Wednesday, October 4, 2017

Hypoallergenic Beef Filling for Tacos and Burritos

     There are a variety of ways for a beef filling to be contaminated with too much corn, depending how sensitive you are to it. If you are sensitive to corn-fed beef, use grass-fed. If you react to the corn-, soy- or whey-based coatings on the packages that broth comes in, make your own broth. (See Broth in the Glossary.) If you react to the small amounts of corn added as anti-caking agents to salt and spices, see Salt and Spices in the Glossary.

     Commercially prepared spice mixes, like other processed foods, are likely to contain corn products. The mixture of spices I recommend here is based on a recipe by Alton Brown.

     2 Tb. chili powder (See Spices in the Glossary)
     1 Tb. ground cumin 
(See Spices in the Glossary)
     2 tsp. tapioca starch
     2 tsp. salt (See Salt in the Glossary)
     1-1/2 tsp. smoked paprika 
(See Spices in the Glossary)
     1 tsp. ground coriander 
(See Spices in the Glossary)
     1/2 tsp. cayenne pepper 
(See Spices in the Glossary)
     2 Tb. oil (safflower oil, olive oil, bacon drippings, lard: See Oil in the 
     1 medium onion, chopped
     2-3 cloves garlic, minced
     1 pound ground beef 
     2/3 c. beef broth (See Broth in the Glossary)
     In a small bowl, stir together the chili powder, cumin, tapioca starch, salt, smoked paprika, coriander and cayenne. Set aside.

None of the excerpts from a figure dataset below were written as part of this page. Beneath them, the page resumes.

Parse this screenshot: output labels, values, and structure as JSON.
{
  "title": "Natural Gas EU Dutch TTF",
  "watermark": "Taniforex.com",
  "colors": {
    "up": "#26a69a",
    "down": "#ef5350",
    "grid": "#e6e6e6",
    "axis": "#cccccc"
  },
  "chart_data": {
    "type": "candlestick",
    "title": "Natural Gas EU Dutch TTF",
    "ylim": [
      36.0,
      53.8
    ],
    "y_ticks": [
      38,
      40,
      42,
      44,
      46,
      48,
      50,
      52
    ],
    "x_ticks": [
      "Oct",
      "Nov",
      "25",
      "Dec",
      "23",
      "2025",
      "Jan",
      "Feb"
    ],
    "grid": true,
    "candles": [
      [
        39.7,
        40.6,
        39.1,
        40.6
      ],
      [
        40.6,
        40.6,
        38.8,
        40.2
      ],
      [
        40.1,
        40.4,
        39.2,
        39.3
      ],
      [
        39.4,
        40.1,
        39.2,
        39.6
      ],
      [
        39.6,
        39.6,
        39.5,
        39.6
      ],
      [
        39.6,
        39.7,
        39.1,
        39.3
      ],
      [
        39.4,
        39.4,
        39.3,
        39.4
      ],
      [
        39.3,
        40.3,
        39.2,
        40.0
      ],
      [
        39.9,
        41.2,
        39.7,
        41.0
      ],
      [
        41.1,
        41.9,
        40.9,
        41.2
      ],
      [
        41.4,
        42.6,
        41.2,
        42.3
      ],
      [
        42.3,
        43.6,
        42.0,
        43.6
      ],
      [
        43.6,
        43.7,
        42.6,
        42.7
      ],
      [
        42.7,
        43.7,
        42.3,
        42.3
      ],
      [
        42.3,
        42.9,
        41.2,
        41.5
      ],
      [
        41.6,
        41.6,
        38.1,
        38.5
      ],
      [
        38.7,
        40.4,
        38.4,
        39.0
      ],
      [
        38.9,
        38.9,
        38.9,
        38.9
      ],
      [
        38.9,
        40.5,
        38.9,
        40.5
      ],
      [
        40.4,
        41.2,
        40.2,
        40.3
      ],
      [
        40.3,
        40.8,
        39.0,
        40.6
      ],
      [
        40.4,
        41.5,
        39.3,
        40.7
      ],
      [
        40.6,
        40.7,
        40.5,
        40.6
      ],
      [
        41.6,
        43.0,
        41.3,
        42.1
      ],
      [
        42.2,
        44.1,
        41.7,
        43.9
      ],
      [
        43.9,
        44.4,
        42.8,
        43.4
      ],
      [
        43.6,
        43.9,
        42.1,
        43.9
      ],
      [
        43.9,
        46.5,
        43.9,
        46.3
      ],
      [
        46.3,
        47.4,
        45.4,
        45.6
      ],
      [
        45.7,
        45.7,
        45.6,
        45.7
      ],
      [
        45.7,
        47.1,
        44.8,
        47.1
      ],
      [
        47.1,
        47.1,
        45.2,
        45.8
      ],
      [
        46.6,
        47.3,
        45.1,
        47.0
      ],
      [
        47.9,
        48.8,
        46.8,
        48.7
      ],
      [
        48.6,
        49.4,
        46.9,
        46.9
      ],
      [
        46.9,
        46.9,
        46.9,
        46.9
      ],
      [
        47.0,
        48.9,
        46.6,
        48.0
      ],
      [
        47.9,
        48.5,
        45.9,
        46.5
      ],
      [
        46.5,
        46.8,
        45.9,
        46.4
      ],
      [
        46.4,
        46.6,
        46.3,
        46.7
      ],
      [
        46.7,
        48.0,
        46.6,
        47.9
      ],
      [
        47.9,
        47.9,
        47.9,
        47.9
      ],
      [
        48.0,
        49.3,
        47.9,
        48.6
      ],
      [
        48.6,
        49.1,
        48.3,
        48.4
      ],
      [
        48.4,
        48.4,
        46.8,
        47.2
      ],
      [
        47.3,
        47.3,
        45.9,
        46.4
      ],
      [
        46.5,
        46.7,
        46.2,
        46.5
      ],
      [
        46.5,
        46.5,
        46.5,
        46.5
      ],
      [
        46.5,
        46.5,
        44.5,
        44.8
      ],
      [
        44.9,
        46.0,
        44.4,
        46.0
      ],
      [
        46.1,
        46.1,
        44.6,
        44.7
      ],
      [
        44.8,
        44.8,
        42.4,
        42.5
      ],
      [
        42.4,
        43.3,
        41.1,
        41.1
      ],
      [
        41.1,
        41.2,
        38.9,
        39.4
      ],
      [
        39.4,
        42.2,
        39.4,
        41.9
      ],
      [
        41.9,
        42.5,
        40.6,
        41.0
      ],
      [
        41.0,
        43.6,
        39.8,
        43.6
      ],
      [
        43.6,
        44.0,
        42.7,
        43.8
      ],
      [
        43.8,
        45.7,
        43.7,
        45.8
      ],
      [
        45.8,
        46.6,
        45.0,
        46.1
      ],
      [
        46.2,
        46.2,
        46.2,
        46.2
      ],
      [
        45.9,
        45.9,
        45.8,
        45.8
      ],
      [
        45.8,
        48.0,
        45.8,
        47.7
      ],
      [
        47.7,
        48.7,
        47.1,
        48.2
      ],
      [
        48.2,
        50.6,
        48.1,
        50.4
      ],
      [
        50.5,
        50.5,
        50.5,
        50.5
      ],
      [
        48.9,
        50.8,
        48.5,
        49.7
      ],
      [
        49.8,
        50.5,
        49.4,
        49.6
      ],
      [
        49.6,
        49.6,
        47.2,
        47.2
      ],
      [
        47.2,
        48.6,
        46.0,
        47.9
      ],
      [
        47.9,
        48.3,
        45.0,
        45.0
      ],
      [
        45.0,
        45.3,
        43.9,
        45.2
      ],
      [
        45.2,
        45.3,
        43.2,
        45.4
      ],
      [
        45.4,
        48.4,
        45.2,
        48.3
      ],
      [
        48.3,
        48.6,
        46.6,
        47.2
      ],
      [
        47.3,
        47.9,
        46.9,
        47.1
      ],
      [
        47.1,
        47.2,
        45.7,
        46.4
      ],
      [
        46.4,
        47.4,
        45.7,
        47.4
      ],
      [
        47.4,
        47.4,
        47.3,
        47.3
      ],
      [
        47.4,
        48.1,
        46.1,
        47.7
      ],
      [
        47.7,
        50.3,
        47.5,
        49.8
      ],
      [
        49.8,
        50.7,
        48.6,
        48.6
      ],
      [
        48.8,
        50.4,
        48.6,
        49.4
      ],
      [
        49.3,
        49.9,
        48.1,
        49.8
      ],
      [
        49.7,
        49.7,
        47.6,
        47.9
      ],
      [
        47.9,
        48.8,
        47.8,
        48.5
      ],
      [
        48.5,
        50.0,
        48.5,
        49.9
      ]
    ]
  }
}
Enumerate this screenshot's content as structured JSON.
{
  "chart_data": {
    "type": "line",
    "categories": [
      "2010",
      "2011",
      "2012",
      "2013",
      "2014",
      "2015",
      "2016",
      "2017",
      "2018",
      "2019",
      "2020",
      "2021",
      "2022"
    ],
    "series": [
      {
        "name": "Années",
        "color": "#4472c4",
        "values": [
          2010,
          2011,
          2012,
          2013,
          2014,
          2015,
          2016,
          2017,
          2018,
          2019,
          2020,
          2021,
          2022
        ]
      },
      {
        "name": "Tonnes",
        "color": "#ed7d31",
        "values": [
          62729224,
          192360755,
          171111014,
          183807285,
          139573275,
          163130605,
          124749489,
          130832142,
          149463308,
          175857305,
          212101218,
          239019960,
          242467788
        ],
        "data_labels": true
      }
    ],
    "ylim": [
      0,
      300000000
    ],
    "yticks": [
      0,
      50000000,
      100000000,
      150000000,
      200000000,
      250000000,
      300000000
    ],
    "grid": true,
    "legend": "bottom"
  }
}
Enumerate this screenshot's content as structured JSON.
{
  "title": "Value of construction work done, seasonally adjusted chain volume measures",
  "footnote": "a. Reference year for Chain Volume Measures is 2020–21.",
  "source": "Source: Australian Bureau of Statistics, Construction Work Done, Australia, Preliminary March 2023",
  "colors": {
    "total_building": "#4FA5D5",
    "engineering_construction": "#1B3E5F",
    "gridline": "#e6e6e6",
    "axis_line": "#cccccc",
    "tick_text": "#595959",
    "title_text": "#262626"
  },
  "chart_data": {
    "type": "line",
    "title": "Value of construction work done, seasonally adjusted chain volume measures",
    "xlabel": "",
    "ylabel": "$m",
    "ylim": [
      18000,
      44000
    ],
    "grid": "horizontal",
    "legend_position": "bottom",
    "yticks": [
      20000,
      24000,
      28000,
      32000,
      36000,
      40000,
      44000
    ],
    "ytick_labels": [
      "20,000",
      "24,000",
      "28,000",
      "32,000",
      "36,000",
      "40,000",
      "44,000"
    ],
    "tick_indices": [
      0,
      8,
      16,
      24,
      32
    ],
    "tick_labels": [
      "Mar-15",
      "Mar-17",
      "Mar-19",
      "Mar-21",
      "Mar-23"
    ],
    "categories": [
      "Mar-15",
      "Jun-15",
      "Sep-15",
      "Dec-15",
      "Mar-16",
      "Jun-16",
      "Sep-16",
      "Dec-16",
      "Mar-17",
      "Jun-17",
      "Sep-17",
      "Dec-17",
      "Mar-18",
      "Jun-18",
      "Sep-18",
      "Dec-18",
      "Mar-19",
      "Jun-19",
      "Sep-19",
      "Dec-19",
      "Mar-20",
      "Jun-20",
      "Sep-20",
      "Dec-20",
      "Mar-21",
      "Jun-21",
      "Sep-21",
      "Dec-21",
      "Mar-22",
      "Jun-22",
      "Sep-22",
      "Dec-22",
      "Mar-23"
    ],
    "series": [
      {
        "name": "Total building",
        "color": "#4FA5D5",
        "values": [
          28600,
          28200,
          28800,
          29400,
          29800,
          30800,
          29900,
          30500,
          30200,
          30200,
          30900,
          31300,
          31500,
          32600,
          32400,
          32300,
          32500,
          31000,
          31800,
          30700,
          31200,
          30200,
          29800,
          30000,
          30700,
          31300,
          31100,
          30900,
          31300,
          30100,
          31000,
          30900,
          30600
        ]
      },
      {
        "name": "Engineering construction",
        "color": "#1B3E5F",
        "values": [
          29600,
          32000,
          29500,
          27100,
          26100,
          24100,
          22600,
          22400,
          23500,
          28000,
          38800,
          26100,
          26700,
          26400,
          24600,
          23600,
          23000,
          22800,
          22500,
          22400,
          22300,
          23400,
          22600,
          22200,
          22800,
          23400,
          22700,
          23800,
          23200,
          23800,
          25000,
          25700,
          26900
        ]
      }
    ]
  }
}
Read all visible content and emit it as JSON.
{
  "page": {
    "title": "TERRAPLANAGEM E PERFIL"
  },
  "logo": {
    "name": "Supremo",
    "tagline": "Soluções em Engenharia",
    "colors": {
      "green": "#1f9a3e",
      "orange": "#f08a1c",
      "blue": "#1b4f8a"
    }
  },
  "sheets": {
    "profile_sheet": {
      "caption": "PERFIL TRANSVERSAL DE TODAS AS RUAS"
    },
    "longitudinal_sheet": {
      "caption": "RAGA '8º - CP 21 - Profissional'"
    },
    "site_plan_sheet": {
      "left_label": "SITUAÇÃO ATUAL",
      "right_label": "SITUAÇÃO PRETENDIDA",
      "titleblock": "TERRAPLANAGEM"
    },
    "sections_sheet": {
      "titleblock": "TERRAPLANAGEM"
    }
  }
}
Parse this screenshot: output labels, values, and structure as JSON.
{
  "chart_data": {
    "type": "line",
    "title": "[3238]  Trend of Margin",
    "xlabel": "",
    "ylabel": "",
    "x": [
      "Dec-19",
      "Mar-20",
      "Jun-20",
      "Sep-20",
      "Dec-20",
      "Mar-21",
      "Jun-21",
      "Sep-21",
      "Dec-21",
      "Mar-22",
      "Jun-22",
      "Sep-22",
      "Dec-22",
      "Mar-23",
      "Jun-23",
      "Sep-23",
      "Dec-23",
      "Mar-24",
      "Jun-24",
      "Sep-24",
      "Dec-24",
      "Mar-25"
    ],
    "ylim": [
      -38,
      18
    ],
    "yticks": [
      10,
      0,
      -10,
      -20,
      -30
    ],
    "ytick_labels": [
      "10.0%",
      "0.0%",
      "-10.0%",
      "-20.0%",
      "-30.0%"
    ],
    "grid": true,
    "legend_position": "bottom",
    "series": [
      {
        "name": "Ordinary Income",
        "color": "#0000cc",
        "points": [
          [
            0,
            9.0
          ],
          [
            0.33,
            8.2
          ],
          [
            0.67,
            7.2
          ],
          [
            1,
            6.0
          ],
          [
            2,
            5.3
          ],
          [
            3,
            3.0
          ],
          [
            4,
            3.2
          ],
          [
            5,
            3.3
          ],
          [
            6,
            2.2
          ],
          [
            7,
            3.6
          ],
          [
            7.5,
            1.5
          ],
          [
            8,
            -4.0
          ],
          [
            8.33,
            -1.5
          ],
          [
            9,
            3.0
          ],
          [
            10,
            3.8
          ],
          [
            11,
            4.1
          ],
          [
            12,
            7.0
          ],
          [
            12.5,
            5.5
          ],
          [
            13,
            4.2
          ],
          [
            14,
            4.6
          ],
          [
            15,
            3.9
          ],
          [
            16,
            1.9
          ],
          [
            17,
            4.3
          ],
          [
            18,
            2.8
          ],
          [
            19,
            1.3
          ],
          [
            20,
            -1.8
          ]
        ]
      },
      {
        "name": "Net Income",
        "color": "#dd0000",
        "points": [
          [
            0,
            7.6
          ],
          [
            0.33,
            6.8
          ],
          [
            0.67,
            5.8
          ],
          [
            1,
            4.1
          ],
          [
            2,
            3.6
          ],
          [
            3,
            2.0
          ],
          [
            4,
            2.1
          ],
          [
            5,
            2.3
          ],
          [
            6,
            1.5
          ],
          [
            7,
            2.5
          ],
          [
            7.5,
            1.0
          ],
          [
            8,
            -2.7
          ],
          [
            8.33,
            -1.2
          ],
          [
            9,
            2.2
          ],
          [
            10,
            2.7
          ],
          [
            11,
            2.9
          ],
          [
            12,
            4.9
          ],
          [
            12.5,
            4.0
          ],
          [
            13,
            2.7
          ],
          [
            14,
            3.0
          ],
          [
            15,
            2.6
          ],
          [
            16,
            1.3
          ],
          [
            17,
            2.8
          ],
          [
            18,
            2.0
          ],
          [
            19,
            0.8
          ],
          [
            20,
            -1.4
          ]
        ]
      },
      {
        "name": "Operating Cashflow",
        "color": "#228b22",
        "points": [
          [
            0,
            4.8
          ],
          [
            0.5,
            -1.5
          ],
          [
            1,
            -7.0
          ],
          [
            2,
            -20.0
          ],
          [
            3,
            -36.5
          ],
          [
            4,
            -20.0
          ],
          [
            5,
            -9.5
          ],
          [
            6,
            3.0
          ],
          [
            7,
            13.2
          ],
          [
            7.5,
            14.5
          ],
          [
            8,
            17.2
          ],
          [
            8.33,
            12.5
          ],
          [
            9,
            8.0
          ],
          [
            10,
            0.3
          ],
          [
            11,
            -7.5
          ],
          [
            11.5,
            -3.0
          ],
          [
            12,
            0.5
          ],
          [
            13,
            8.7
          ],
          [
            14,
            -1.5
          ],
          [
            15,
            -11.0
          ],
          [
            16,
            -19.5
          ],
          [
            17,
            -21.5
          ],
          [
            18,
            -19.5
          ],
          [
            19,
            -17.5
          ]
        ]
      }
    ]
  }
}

     Heat the oil and use it to fry the onion on medium until it is soft and translucent. Add the garlic and continue cooking for another minute, until it too is soft and translucent. Set aside.  
     Knead 1/3 c. cold water into the ground beef. This will help the beef to break apart better as you cook it.

     Cook the ground beef on medium heat, stirring frequently and breaking it up in the pan, until it is nicely browned. Add the spice mixture, the onion mixture and the beef broth. Bring to a boil and simmer, while stirring, until the filling is heated through and somewhat thickened.